小学关于新型冠状病毒的英语作文:春节&病毒

六年级英语作文 时间:2020-03-16 冠状 作文 英语 

  新年到了,老家门前的广场早早就挂起了大红灯笼,大街小巷也贴满了春联。春联贴了,福气自然也就到了。但是今年出现的一种新型冠状病毒,让全国人民这个新年过得心里很不畅快。

  When the new year arrived, the square in front of the old house had been hung with red lanterns, and the streets were covered with spring couplets. After the spring festival couplet is posted, the blessings will come naturally. But this year a novel coronavirus has made the whole nation feel very unhappy in this new year's day.

  现在国家为了十几亿人民的安全,所有医护人员奋战在第一线。这其中就有我的妈妈,我觉得很骄傲。当然,我也很担心她的安全。为病毒传播不再继续扩大,她努力工作,放弃休假。

  Now, for the safety of more than one billion people, all medical staff are fighting in the front line. Among them is my mother. I feel very proud. Of course, I'm worried about her safety. As the spread of the virus no longer continued to expand, she worked hard and gave up her vacation.

  本来的计划是爷爷奶奶弟弟先回老家,我跟老妈在年三十坐高铁回去。可到了年二九,妈妈退掉了车票,郑重其事地和我说:“妈妈因为临时工作原因,不能陪你回去了。你已经长大了,可以独自去,希望你能理解。”当时我就懵了,一想到自己从没有一个人出门这么远,心里不理解,甚至有点气愤。一路上爸爸妈妈打来的好多电话,我也是带着情绪交流。

  The original plan was that Grandpa, grandma and brother would go home first, and mom and I would go back by high-speed rail on the new year's Eve. But in the year of 29, my mother returned her ticket and solemnly said to me, "my mother can't accompany you back because of temporary work. You have grown up, you can go alone, I hope you can understand. " At that time, I was confused. When I thought that I had never been so far away from home, I didn't understand. I was even a little angry. Along the way, mom and dad called a lot of calls, and I also communicate with emotion.

  随着疫情带来的影响,加上爷爷奶奶不断开导我:“妈妈是医护人员,这是她的责任。”我慢慢释怀,理解了妈妈,知道妈妈就是电视上说的“最美逆行者”。

  With the impact of the epidemic, and my grandparents continue to guide me: "mom is a medical staff, this is her responsibility." I slowly relieved, understood mother, knew mother is on television said "most beautiful inverse traveler".

  我在老家很无聊,就畅想楼下的情景:楼下的广场舞大妈翩翩起舞,烟花在天空中尽情绽放。广场上形成了一股人流,大家作揖拜年问候……现实却让人大失所望,广场空无一人。

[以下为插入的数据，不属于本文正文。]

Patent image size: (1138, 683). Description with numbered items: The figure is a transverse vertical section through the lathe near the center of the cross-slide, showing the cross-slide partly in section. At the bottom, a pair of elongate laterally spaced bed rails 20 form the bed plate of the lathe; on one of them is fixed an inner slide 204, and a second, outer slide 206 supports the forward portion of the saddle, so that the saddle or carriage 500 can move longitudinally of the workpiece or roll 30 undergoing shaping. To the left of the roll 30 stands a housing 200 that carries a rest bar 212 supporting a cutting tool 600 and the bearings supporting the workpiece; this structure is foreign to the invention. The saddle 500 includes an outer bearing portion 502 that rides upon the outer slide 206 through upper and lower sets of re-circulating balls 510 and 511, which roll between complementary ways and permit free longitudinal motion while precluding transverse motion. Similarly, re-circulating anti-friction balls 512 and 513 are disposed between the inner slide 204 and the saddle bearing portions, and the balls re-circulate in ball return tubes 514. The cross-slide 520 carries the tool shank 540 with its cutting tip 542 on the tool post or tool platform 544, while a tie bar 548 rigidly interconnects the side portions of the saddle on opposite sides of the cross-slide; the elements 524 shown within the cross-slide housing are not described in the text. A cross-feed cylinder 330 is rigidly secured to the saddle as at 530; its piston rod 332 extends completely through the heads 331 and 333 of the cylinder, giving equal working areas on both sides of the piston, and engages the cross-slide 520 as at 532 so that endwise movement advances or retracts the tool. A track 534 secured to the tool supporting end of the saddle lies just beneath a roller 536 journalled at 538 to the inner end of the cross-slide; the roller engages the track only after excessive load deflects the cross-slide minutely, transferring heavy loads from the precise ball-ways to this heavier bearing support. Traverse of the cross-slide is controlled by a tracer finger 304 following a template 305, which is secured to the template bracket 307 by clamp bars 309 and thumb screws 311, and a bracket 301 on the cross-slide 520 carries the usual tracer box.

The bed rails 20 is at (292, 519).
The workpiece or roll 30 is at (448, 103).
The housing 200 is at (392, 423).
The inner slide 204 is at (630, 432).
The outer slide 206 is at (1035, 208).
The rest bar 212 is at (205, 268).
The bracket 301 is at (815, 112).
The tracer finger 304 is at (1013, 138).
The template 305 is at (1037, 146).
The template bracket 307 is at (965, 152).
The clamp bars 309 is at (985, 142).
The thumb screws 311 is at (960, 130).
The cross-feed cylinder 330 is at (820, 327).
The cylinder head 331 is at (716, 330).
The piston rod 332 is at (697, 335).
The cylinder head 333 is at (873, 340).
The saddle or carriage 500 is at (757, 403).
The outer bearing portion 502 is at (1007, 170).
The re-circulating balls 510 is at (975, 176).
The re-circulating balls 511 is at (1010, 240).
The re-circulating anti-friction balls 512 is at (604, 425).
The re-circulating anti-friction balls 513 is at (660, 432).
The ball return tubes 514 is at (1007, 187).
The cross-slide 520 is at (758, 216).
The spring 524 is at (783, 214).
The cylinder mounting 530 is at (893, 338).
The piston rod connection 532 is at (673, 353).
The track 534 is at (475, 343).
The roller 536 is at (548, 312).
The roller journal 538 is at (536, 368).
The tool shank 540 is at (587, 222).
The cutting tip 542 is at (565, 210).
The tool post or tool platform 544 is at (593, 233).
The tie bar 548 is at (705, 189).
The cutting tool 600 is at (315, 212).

我一探脑袋,大声嚷道:“爷爷奶奶,今年广场怎么一个人都没有,我在家里难受啊!我想同学们了,真希望早点开学。”

  I was bored in my hometown, so I imagined the scene downstairs: the square dancing aunt danced downstairs, and the fireworks were blooming in the sky. A stream of people formed in the square, everyone bows to greet the new year The reality is disappointing. The square is empty. As soon as I put my head in, I cried out: "Grandpa and grandma, this year there is no one in the square. I feel bad at home!"! I miss my classmates. I really hope to start school early. "

  家里最欢快的,就数我那两岁的弟弟了。他时而冲出房间,时而扯着奶奶,时而拽着我。因为他,疫情好像并不存在,大家都沉浸在过年的喜悦中。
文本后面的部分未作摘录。